Clarification: If you get the assignment and don’t understand something, ask the editor. For example, I received an email from an editor to accept a query of mine, but she asked me to write the article from the perspective of a newsletter editor. I was pretty sure she has just dashed off the e-mail quickly and had truly meant that I should write the article for newsletter editors, not necessarily writing in first-person as one myself, but rather than make assumptions, I wrote to check.

A Change of Path: Call whenever you find something that might change the direction of your article. Let’s say your assignment was to write an article about how married ladies are healthier than single women. But along the way, all from the research you turn up shows that married ladies visit doctors a lot more, take much more sick days, have more heart attacks, and so on. Now’s the time to call your editor and inform her that a new angle may be in order. Of course, if you pitched the article within the initial place, you are risking looking quite stupid (you ought to have done preliminary analysis before ever pitching it), but it’s probably better than having the story fall apart in fact-checking right before it’s scheduled to become published. If it was something that she assigned, she may have other research to show you, or she may be apt to let you take the other angle you’ve discovered.
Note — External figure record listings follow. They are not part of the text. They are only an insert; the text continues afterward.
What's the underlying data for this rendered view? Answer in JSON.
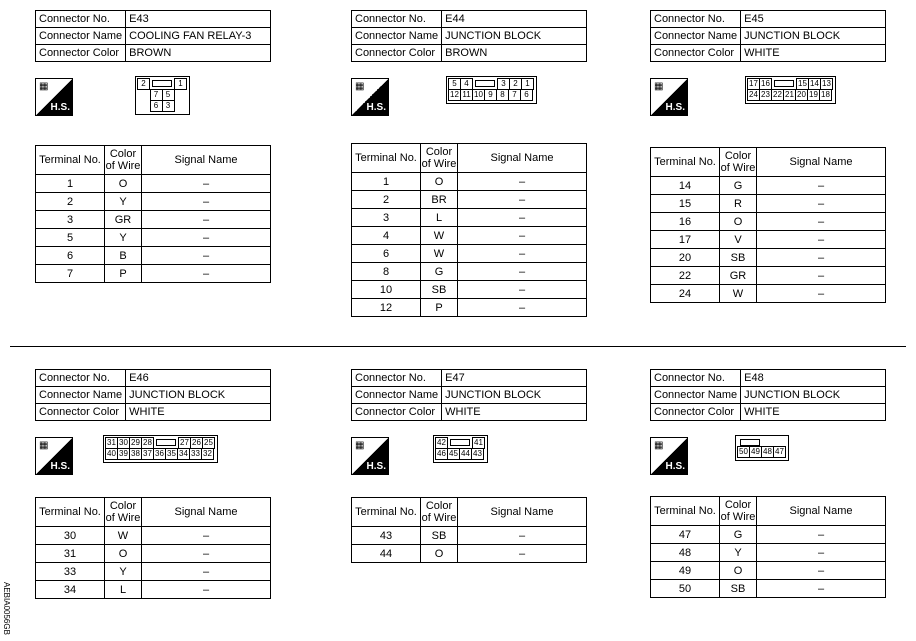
{
  "labels": {
    "connector_no": "Connector No.",
    "connector_name": "Connector Name",
    "connector_color": "Connector Color",
    "terminal_no": "Terminal No.",
    "color_of_wire": "Color of Wire",
    "signal_name": "Signal Name",
    "hs": "H.S."
  },
  "connectors": [
    {
      "no": "E43",
      "name": "COOLING FAN RELAY-3",
      "color": "BROWN",
      "pins": [
        [
          "2",
          "",
          "1"
        ],
        [
          "7",
          "5"
        ],
        [
          "6",
          "3"
        ]
      ],
      "rows": [
        [
          "1",
          "O",
          "–"
        ],
        [
          "2",
          "Y",
          "–"
        ],
        [
          "3",
          "GR",
          "–"
        ],
        [
          "5",
          "Y",
          "–"
        ],
        [
          "6",
          "B",
          "–"
        ],
        [
          "7",
          "P",
          "–"
        ]
      ]
    },
    {
      "no": "E44",
      "name": "JUNCTION BLOCK",
      "color": "BROWN",
      "pins": [
        [
          "5",
          "4",
          "",
          "3",
          "2",
          "1"
        ],
        [
          "12",
          "11",
          "10",
          "9",
          "8",
          "7",
          "6"
        ]
      ],
      "rows": [
        [
          "1",
          "O",
          "–"
        ],
        [
          "2",
          "BR",
          "–"
        ],
        [
          "3",
          "L",
          "–"
        ],
        [
          "4",
          "W",
          "–"
        ],
        [
          "6",
          "W",
          "–"
        ],
        [
          "8",
          "G",
          "–"
        ],
        [
          "10",
          "SB",
          "–"
        ],
        [
          "12",
          "P",
          "–"
        ]
      ]
    },
    {
      "no": "E45",
      "name": "JUNCTION BLOCK",
      "color": "WHITE",
      "pins": [
        [
          "17",
          "16",
          "",
          "15",
          "14",
          "13"
        ],
        [
          "24",
          "23",
          "22",
          "21",
          "20",
          "19",
          "18"
        ]
      ],
      "rows": [
        [
          "14",
          "G",
          "–"
        ],
        [
          "15",
          "R",
          "–"
        ],
        [
          "16",
          "O",
          "–"
        ],
        [
          "17",
          "V",
          "–"
        ],
        [
          "20",
          "SB",
          "–"
        ],
        [
          "22",
          "GR",
          "–"
        ],
        [
          "24",
          "W",
          "–"
        ]
      ]
    },
    {
      "no": "E46",
      "name": "JUNCTION BLOCK",
      "color": "WHITE",
      "pins": [
        [
          "31",
          "30",
          "29",
          "28",
          "",
          "27",
          "26",
          "25"
        ],
        [
          "40",
          "39",
          "38",
          "37",
          "36",
          "35",
          "34",
          "33",
          "32"
        ]
      ],
      "rows": [
        [
          "30",
          "W",
          "–"
        ],
        [
          "31",
          "O",
          "–"
        ],
        [
          "33",
          "Y",
          "–"
        ],
        [
          "34",
          "L",
          "–"
        ]
      ]
    },
    {
      "no": "E47",
      "name": "JUNCTION BLOCK",
      "color": "WHITE",
      "pins": [
        [
          "42",
          "",
          "41"
        ],
        [
          "46",
          "45",
          "44",
          "43"
        ]
      ],
      "rows": [
        [
          "43",
          "SB",
          "–"
        ],
        [
          "44",
          "O",
          "–"
        ]
      ]
    },
    {
      "no": "E48",
      "name": "JUNCTION BLOCK",
      "color": "WHITE",
      "pins": [
        [
          ""
        ],
        [
          "50",
          "49",
          "48",
          "47"
        ]
      ],
      "rows": [
        [
          "47",
          "G",
          "–"
        ],
        [
          "48",
          "Y",
          "–"
        ],
        [
          "49",
          "O",
          "–"
        ],
        [
          "50",
          "SB",
          "–"
        ]
      ]
    }
  ],
  "figure_code": "AEBIA0056GB"
}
Deadline Extensions: If you’re going to be late for your deadline, tell your editor. I’m amazed by the number of editors who complain that freelance writers fail to meet deadlines. With all the competition out there, how could writers possibly not take their assignments seriously? Literally thousands of other writers are out there eager to take the place of any writer getting published, so how could anyone be so sloppy as to turn in an article late without permission?

Asking your editor a few questions here or there is expected; just do not use the editor as a crutch, teacher, or mentor. That’s not the editor’s job. You are being paid to be the expert here. You ought to be able to get a feel rapidly for which editors prefer to become more involved and which ones would somewhat not be contacted much.
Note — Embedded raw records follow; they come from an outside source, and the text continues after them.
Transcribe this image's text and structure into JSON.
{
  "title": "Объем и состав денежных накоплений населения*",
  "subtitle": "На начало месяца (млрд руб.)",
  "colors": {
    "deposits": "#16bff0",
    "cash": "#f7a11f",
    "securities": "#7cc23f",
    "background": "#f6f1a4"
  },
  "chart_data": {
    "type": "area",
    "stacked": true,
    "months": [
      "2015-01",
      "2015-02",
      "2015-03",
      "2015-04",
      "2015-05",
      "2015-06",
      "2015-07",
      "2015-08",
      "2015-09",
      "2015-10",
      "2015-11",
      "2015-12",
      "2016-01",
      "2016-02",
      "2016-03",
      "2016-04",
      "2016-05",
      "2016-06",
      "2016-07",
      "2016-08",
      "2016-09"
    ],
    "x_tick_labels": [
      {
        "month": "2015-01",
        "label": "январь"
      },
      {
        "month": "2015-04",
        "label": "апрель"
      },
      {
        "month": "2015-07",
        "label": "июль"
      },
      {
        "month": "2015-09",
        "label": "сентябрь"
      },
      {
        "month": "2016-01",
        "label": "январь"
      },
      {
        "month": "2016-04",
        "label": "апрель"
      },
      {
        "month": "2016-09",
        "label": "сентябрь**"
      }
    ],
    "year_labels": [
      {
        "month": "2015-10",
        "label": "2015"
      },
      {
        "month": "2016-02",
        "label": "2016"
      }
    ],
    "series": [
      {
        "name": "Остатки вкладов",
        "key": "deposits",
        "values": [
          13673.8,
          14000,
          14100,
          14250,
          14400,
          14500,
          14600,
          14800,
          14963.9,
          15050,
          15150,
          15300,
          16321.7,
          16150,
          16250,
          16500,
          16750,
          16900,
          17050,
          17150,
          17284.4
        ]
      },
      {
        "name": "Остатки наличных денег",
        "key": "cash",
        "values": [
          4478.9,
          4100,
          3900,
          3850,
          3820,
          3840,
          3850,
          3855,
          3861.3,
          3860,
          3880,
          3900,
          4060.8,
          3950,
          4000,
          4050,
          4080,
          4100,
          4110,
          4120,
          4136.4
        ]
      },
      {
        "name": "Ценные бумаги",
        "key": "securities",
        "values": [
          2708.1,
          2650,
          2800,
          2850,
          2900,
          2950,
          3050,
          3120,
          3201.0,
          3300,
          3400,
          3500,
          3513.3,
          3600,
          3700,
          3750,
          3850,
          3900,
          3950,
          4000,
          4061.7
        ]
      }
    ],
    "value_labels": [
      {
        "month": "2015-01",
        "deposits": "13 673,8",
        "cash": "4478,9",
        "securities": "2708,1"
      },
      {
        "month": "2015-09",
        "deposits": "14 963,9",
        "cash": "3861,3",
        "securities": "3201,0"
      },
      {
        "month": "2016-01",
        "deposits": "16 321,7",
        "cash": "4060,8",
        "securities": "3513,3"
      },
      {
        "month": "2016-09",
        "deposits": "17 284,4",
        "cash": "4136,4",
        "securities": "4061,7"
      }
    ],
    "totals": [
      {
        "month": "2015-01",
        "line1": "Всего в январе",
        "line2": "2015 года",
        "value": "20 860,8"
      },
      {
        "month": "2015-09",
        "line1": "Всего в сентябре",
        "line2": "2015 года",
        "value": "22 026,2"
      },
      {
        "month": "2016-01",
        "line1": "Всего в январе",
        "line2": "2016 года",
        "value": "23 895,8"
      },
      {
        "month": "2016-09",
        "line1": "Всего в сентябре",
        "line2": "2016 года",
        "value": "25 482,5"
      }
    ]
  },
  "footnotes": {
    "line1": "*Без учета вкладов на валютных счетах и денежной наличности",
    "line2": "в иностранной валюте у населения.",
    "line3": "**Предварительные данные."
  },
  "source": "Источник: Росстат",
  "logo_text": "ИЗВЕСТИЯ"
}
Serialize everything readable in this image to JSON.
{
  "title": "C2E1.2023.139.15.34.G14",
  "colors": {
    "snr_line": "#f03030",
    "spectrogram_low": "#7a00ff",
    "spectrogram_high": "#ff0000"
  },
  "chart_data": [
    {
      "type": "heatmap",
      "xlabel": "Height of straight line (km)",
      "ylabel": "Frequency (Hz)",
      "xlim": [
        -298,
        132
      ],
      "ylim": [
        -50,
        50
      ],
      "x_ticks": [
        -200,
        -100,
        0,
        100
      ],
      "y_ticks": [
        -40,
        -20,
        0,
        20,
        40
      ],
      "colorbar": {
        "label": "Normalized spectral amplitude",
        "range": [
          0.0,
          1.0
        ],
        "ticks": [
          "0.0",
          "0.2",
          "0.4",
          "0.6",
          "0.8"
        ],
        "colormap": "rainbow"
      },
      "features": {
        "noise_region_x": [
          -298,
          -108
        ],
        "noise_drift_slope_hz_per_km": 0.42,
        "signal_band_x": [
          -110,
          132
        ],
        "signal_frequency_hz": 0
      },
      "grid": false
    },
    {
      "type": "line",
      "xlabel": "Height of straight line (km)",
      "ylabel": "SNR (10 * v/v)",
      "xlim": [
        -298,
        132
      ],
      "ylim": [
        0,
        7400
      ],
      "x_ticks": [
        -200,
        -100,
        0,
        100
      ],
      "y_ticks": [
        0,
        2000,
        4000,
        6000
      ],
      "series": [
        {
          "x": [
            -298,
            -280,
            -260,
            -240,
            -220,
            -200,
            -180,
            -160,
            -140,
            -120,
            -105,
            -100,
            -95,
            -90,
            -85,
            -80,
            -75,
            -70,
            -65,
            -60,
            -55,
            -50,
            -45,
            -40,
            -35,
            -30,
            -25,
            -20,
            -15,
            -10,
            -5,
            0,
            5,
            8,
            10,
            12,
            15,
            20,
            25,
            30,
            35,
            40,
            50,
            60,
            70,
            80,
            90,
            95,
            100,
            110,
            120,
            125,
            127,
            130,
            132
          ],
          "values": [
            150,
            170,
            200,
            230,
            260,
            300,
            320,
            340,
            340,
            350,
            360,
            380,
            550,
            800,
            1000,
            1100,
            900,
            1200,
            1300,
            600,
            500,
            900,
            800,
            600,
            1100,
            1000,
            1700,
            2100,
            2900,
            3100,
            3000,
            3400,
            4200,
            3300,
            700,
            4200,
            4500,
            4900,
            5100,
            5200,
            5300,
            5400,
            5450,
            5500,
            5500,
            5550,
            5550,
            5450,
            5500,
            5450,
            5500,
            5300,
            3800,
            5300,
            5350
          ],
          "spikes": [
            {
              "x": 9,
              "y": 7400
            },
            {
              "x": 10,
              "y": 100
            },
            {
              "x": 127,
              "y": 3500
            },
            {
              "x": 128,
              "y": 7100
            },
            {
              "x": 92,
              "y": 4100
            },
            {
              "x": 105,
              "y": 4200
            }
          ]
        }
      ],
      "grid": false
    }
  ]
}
When an editor compliments me on my work, in addition to the fact that my head swells a great three inches in diameter, I also pay careful attention: Precisely what is it that I’ve done right?

Accessibility: Easy to read and understand. Not because my writing is “dumbed down,” but rather, simply because it is conversational. It takes some practice to learn how you can present facts and analysis in a conversational manner. Rather than writing with your editor or a vast audience of readers in thoughts, it helps me to imagine I’m writing an email to a friend. A extremely well-thought out and organized email, mind you, but an email nonetheless.
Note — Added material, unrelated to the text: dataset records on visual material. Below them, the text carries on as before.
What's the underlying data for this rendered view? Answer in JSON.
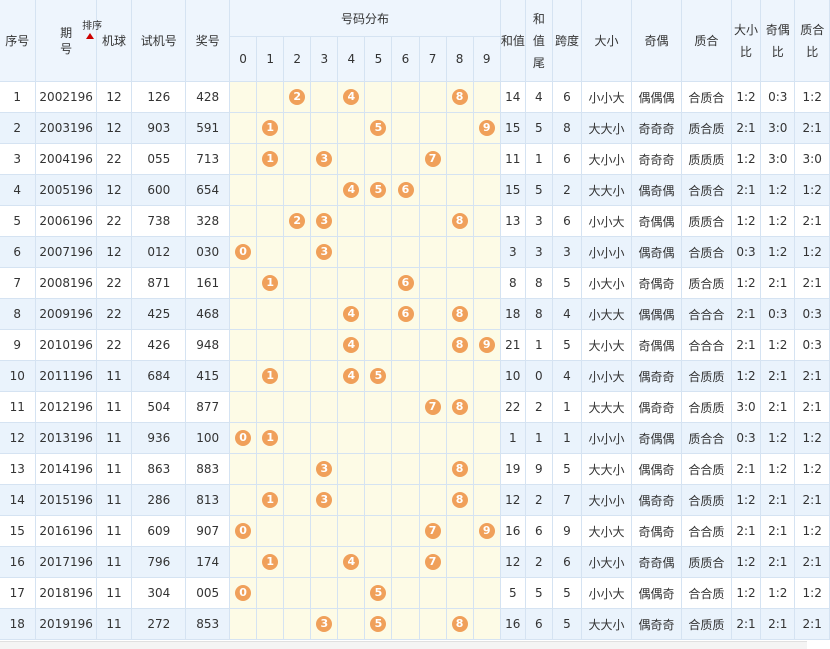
{
  "headers": {
    "seq": "序号",
    "period_a": "期",
    "period_b": "号",
    "sort": "排序",
    "machine": "机球",
    "test_no": "试机号",
    "prize_no": "奖号",
    "dist_title": "号码分布",
    "digits": [
      "0",
      "1",
      "2",
      "3",
      "4",
      "5",
      "6",
      "7",
      "8",
      "9"
    ],
    "sum_val": "和值",
    "sum_tail_a": "和",
    "sum_tail_b": "值",
    "sum_tail_c": "尾",
    "span": "跨度",
    "big_small": "大小",
    "odd_even": "奇偶",
    "prime": "质合",
    "bs_ratio_a": "大小",
    "bs_ratio_b": "比",
    "oe_ratio_a": "奇偶",
    "oe_ratio_b": "比",
    "pc_ratio_a": "质合",
    "pc_ratio_b": "比"
  },
  "rows": [
    {
      "seq": "1",
      "period": "2002196",
      "machine": "12",
      "test": "126",
      "prize": "428",
      "balls": [
        "2",
        "4",
        "8"
      ],
      "sum": "14",
      "tail": "4",
      "span": "6",
      "bs": "小小大",
      "oe": "偶偶偶",
      "pc": "合质合",
      "bsr": "1:2",
      "oer": "0:3",
      "pcr": "1:2"
    },
    {
      "seq": "2",
      "period": "2003196",
      "machine": "12",
      "test": "903",
      "prize": "591",
      "balls": [
        "1",
        "5",
        "9"
      ],
      "sum": "15",
      "tail": "5",
      "span": "8",
      "bs": "大大小",
      "oe": "奇奇奇",
      "pc": "质合质",
      "bsr": "2:1",
      "oer": "3:0",
      "pcr": "2:1"
    },
    {
      "seq": "3",
      "period": "2004196",
      "machine": "22",
      "test": "055",
      "prize": "713",
      "balls": [
        "1",
        "3",
        "7"
      ],
      "sum": "11",
      "tail": "1",
      "span": "6",
      "bs": "大小小",
      "oe": "奇奇奇",
      "pc": "质质质",
      "bsr": "1:2",
      "oer": "3:0",
      "pcr": "3:0"
    },
    {
      "seq": "4",
      "period": "2005196",
      "machine": "12",
      "test": "600",
      "prize": "654",
      "balls": [
        "4",
        "5",
        "6"
      ],
      "sum": "15",
      "tail": "5",
      "span": "2",
      "bs": "大大小",
      "oe": "偶奇偶",
      "pc": "合质合",
      "bsr": "2:1",
      "oer": "1:2",
      "pcr": "1:2"
    },
    {
      "seq": "5",
      "period": "2006196",
      "machine": "22",
      "test": "738",
      "prize": "328",
      "balls": [
        "2",
        "3",
        "8"
      ],
      "sum": "13",
      "tail": "3",
      "span": "6",
      "bs": "小小大",
      "oe": "奇偶偶",
      "pc": "质质合",
      "bsr": "1:2",
      "oer": "1:2",
      "pcr": "2:1"
    },
    {
      "seq": "6",
      "period": "2007196",
      "machine": "12",
      "test": "012",
      "prize": "030",
      "balls": [
        "0",
        "3"
      ],
      "sum": "3",
      "tail": "3",
      "span": "3",
      "bs": "小小小",
      "oe": "偶奇偶",
      "pc": "合质合",
      "bsr": "0:3",
      "oer": "1:2",
      "pcr": "1:2"
    },
    {
      "seq": "7",
      "period": "2008196",
      "machine": "22",
      "test": "871",
      "prize": "161",
      "balls": [
        "1",
        "6"
      ],
      "sum": "8",
      "tail": "8",
      "span": "5",
      "bs": "小大小",
      "oe": "奇偶奇",
      "pc": "质合质",
      "bsr": "1:2",
      "oer": "2:1",
      "pcr": "2:1"
    },
    {
      "seq": "8",
      "period": "2009196",
      "machine": "22",
      "test": "425",
      "prize": "468",
      "balls": [
        "4",
        "6",
        "8"
      ],
      "sum": "18",
      "tail": "8",
      "span": "4",
      "bs": "小大大",
      "oe": "偶偶偶",
      "pc": "合合合",
      "bsr": "2:1",
      "oer": "0:3",
      "pcr": "0:3"
    },
    {
      "seq": "9",
      "period": "2010196",
      "machine": "22",
      "test": "426",
      "prize": "948",
      "balls": [
        "4",
        "8",
        "9"
      ],
      "sum": "21",
      "tail": "1",
      "span": "5",
      "bs": "大小大",
      "oe": "奇偶偶",
      "pc": "合合合",
      "bsr": "2:1",
      "oer": "1:2",
      "pcr": "0:3"
    },
    {
      "seq": "10",
      "period": "2011196",
      "machine": "11",
      "test": "684",
      "prize": "415",
      "balls": [
        "1",
        "4",
        "5"
      ],
      "sum": "10",
      "tail": "0",
      "span": "4",
      "bs": "小小大",
      "oe": "偶奇奇",
      "pc": "合质质",
      "bsr": "1:2",
      "oer": "2:1",
      "pcr": "2:1"
    },
    {
      "seq": "11",
      "period": "2012196",
      "machine": "11",
      "test": "504",
      "prize": "877",
      "balls": [
        "7",
        "8"
      ],
      "sum": "22",
      "tail": "2",
      "span": "1",
      "bs": "大大大",
      "oe": "偶奇奇",
      "pc": "合质质",
      "bsr": "3:0",
      "oer": "2:1",
      "pcr": "2:1"
    },
    {
      "seq": "12",
      "period": "2013196",
      "machine": "11",
      "test": "936",
      "prize": "100",
      "balls": [
        "0",
        "1"
      ],
      "sum": "1",
      "tail": "1",
      "span": "1",
      "bs": "小小小",
      "oe": "奇偶偶",
      "pc": "质合合",
      "bsr": "0:3",
      "oer": "1:2",
      "pcr": "1:2"
    },
    {
      "seq": "13",
      "period": "2014196",
      "machine": "11",
      "test": "863",
      "prize": "883",
      "balls": [
        "3",
        "8"
      ],
      "sum": "19",
      "tail": "9",
      "span": "5",
      "bs": "大大小",
      "oe": "偶偶奇",
      "pc": "合合质",
      "bsr": "2:1",
      "oer": "1:2",
      "pcr": "1:2"
    },
    {
      "seq": "14",
      "period": "2015196",
      "machine": "11",
      "test": "286",
      "prize": "813",
      "balls": [
        "1",
        "3",
        "8"
      ],
      "sum": "12",
      "tail": "2",
      "span": "7",
      "bs": "大小小",
      "oe": "偶奇奇",
      "pc": "合质质",
      "bsr": "1:2",
      "oer": "2:1",
      "pcr": "2:1"
    },
    {
      "seq": "15",
      "period": "2016196",
      "machine": "11",
      "test": "609",
      "prize": "907",
      "balls": [
        "0",
        "7",
        "9"
      ],
      "sum": "16",
      "tail": "6",
      "span": "9",
      "bs": "大小大",
      "oe": "奇偶奇",
      "pc": "合合质",
      "bsr": "2:1",
      "oer": "2:1",
      "pcr": "1:2"
    },
    {
      "seq": "16",
      "period": "2017196",
      "machine": "11",
      "test": "796",
      "prize": "174",
      "balls": [
        "1",
        "4",
        "7"
      ],
      "sum": "12",
      "tail": "2",
      "span": "6",
      "bs": "小大小",
      "oe": "奇奇偶",
      "pc": "质质合",
      "bsr": "1:2",
      "oer": "2:1",
      "pcr": "2:1"
    },
    {
      "seq": "17",
      "period": "2018196",
      "machine": "11",
      "test": "304",
      "prize": "005",
      "balls": [
        "0",
        "5"
      ],
      "sum": "5",
      "tail": "5",
      "span": "5",
      "bs": "小小大",
      "oe": "偶偶奇",
      "pc": "合合质",
      "bsr": "1:2",
      "oer": "1:2",
      "pcr": "1:2"
    },
    {
      "seq": "18",
      "period": "2019196",
      "machine": "11",
      "test": "272",
      "prize": "853",
      "balls": [
        "3",
        "5",
        "8"
      ],
      "sum": "16",
      "tail": "6",
      "span": "5",
      "bs": "大大小",
      "oe": "偶奇奇",
      "pc": "合质质",
      "bsr": "2:1",
      "oer": "2:1",
      "pcr": "2:1"
    }
  ],
  "colors": {
    "ball": "#f0a05a",
    "header_bg": "#eef5fd",
    "row_alt": "#eaf3fc",
    "dist_bg": "#fdfbe6",
    "sort_arrow": "#cc0000"
  }
}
Make a Dry Subject Fun: Discover stories behind the stories. Surprise readers by making a fact-filled article entertaining.

Fact or Fiction: Along these same lines, some of the best nonfiction articles read more like condensed novels. They are stuffed with sensory description and “scenes” to draw the reader into the story. We hear the “show, don’t tell” rule for fiction, but many nonfiction writers overlook this.

Ask: As frequently as feasible, instead of lecturing your reader, show him. Work to let him get drawn into your story the exact same way you’d want him to obtain wrapped up in your novel or short fiction.

Show the editor that you can make her job easier and that you’re there for her whenever she needs you and she’s likely to name on you again and again.